Lindsey Collen explained how the entire Government time-table has been abandoned. They found the going so slow that now you no longer have to respect the cohorts-by-age that were first announced. Anyone can get a new card, if this makes it looks as if there are lots of people getting their cards. Anyone who has lost their card (the 300 people a day Ramgoolam announced there are), or anyone turning 18 and getting a first-ever card (maybe some 20,000 people), now has to go to the “conversion” centre. Originally “conversion” was only for those bringing in their old card, hence the name. Once again, because the going was so painfully slow, all these people are just being given new biometric ID cards. In addition, even the times of opening have been changed. After spending a fortune on announcing that the winter hours were 10 to 6 (8 hours), and summer hours 10:30 to 6:30 (8 hours), the Government announced that the hours had been “extended”. They have supposedly been extended to the new hours 9 – 5. Which, according to most mathematics, is also 8 hours. The campaign was originally in French, but has now switched to Kreol.

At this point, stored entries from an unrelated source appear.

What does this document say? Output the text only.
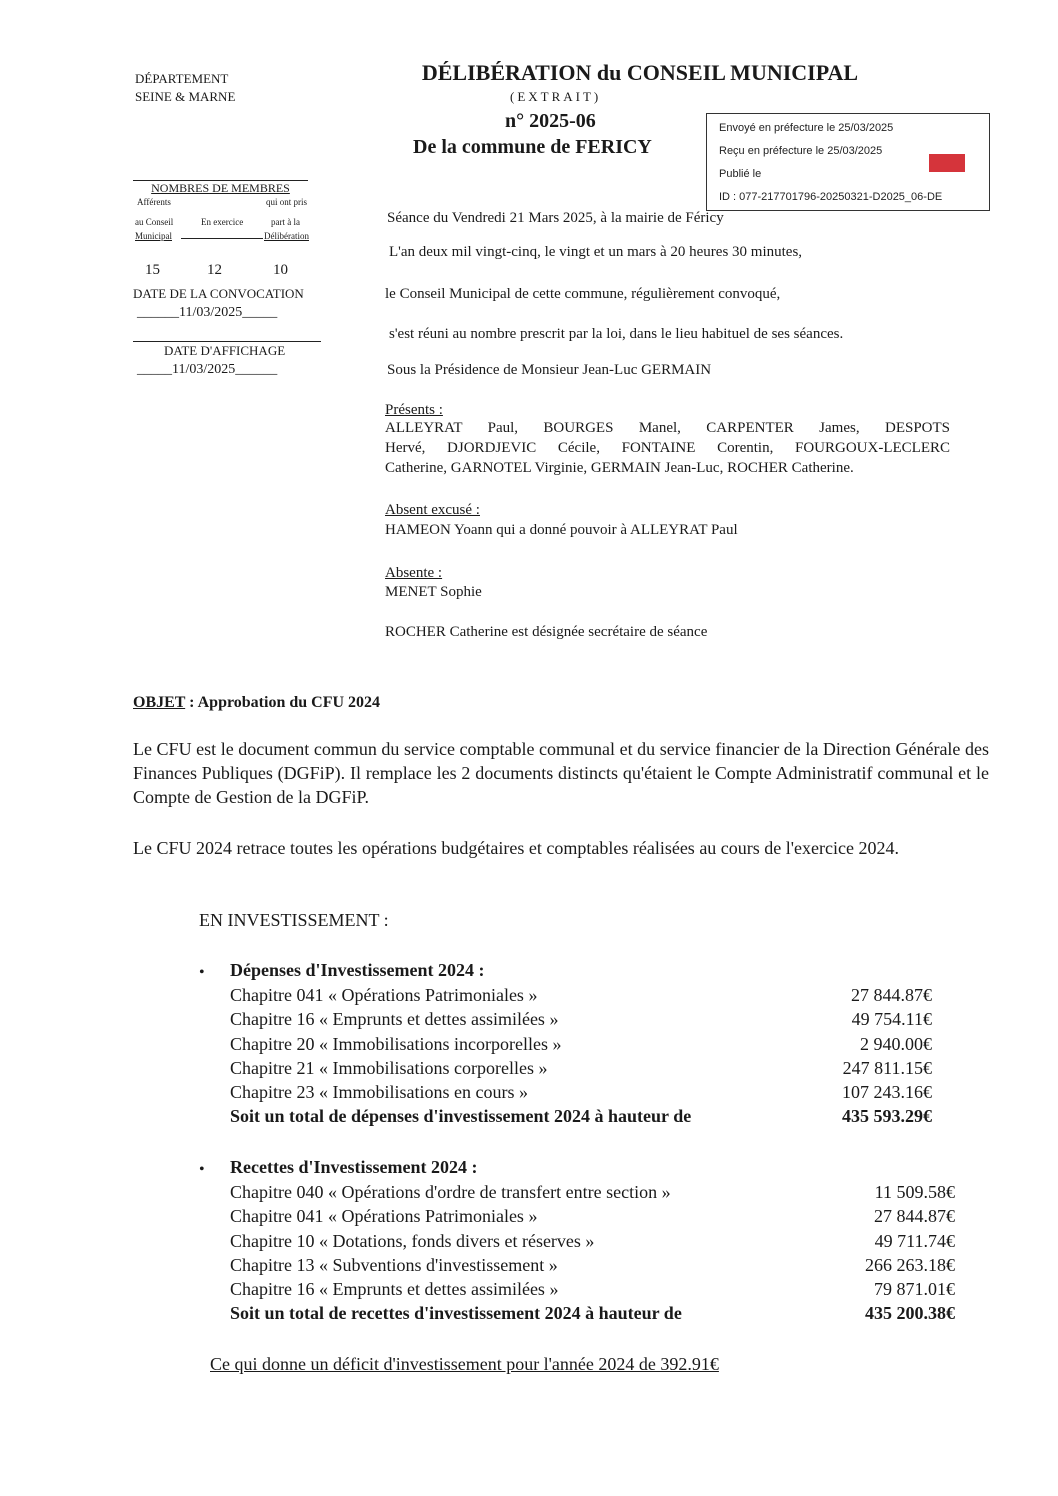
DÉPARTEMENT
SEINE & MARNE
DÉLIBÉRATION du CONSEIL MUNICIPAL
(EXTRAIT)
n° 2025-06
De la commune de FERICY
Envoyé en préfecture le 25/03/2025
Reçu en préfecture le 25/03/2025
Publié le
ID : 077-217701796-20250321-D2025_06-DE
NOMBRES DE MEMBRES
Afférents	qui ont pris
au Conseil	En exercice	part à la
Municipal	Délibération
15	12	10
DATE DE LA CONVOCATION
______11/03/2025_____
DATE D'AFFICHAGE
_____11/03/2025______
Séance du Vendredi 21 Mars 2025, à la mairie de Féricy
L'an deux mil vingt-cinq, le vingt et un mars à 20 heures 30 minutes,
le Conseil Municipal de cette commune, régulièrement convoqué,
s'est réuni au nombre prescrit par la loi, dans le lieu habituel de ses séances.
Sous la Présidence de Monsieur Jean-Luc GERMAIN
Présents :
ALLEYRAT Paul, BOURGES Manel, CARPENTER James, DESPOTS
Hervé, DJORDJEVIC Cécile, FONTAINE Corentin, FOURGOUX-LECLERC
Catherine, GARNOTEL Virginie, GERMAIN Jean-Luc, ROCHER Catherine.
Absent excusé :
HAMEON Yoann qui a donné pouvoir à ALLEYRAT Paul
Absente :
MENET Sophie
ROCHER Catherine est désignée secrétaire de séance
OBJET : Approbation du CFU 2024
Le CFU est le document commun du service comptable communal et du service financier de la Direction Générale des Finances Publiques (DGFiP). Il remplace les 2 documents distincts qu'étaient le Compte Administratif communal et le Compte de Gestion de la DGFiP.
Le CFU 2024 retrace toutes les opérations budgétaires et comptables réalisées au cours de l'exercice 2024.
EN INVESTISSEMENT :
• Dépenses d'Investissement 2024 :
Chapitre 041 « Opérations Patrimoniales »	27 844.87€
Chapitre 16 « Emprunts et dettes assimilées »	49 754.11€
Chapitre 20 « Immobilisations incorporelles »	2 940.00€
Chapitre 21 « Immobilisations corporelles »	247 811.15€
Chapitre 23 « Immobilisations en cours »	107 243.16€
Soit un total de dépenses d'investissement 2024 à hauteur de	435 593.29€
• Recettes d'Investissement 2024 :
Chapitre 040 « Opérations d'ordre de transfert entre section »	11 509.58€
Chapitre 041 « Opérations Patrimoniales »	27 844.87€
Chapitre 10 « Dotations, fonds divers et réserves »	49 711.74€
Chapitre 13 « Subventions d'investissement »	266 263.18€
Chapitre 16 « Emprunts et dettes assimilées »	79 871.01€
Soit un total de recettes d'investissement 2024 à hauteur de	435 200.38€
Ce qui donne un déficit d'investissement pour l'année 2024 de 392.91€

The three speakers, in order, came forward with succinct and witty papers.
Alain Ah-Vee spoke about the 3 main laws involved (i.e. the ID Card Act, the Civil Status Act, and the curious 2009 Finance Act) comparing and contrasting, as he spoke, the Government propaganda. The mismatch between the content of the laws and the content of the spin-doctoring is quite shocking.
Rada Kistnasamy said that, in the face of criticism, the Government would and sometimes did quote the “Data Protection Act”. But, he said, the Data Protection Office sits in the Prime Minister’s Office. It seems to be part of his “security desk”. How’s that for independence? he asked. He then said how various reassuring sections of the Act were plainly waived in special cases: national security, tax and crime. Well, those are very broad reasons for suspending the little protection one’s data has. He also said how the Data Protection Commissioner can by the stroke of a pen delegate all her powers to a police officer. How’s that for keeping the Data from the Police.
Rajni Lallah spoke on the different legal challenges to finger-printing and to the new Cards. She spoke of the gains made by the Pravind Jugnauth case. Judge David Chan said it is perfectly legal to use one’s old card until mid-September 2014, as the law states, thus making a go-slow possible. The case also pushed the Government to have to come up with retrospective “regulations” in order not to actually lose the case. The other case being brought by the No To ID Card team has so far shown the limitations of litigation in the face of political problems. Even the judgment of the Tribunal under the ICTA which the Data Protection Office has put on its site, and which calls on the police to act against the Alteo sugar bosses because of illegal finger-printing for attendance at work, is not all that reassuring. When the sugar bosses have appealed, the State Law Office has withdrawn its legal services from the Data Protection Commissioner.
After these talks, there was over an hour of debate, question and answer, and discussion on tactics and strategy.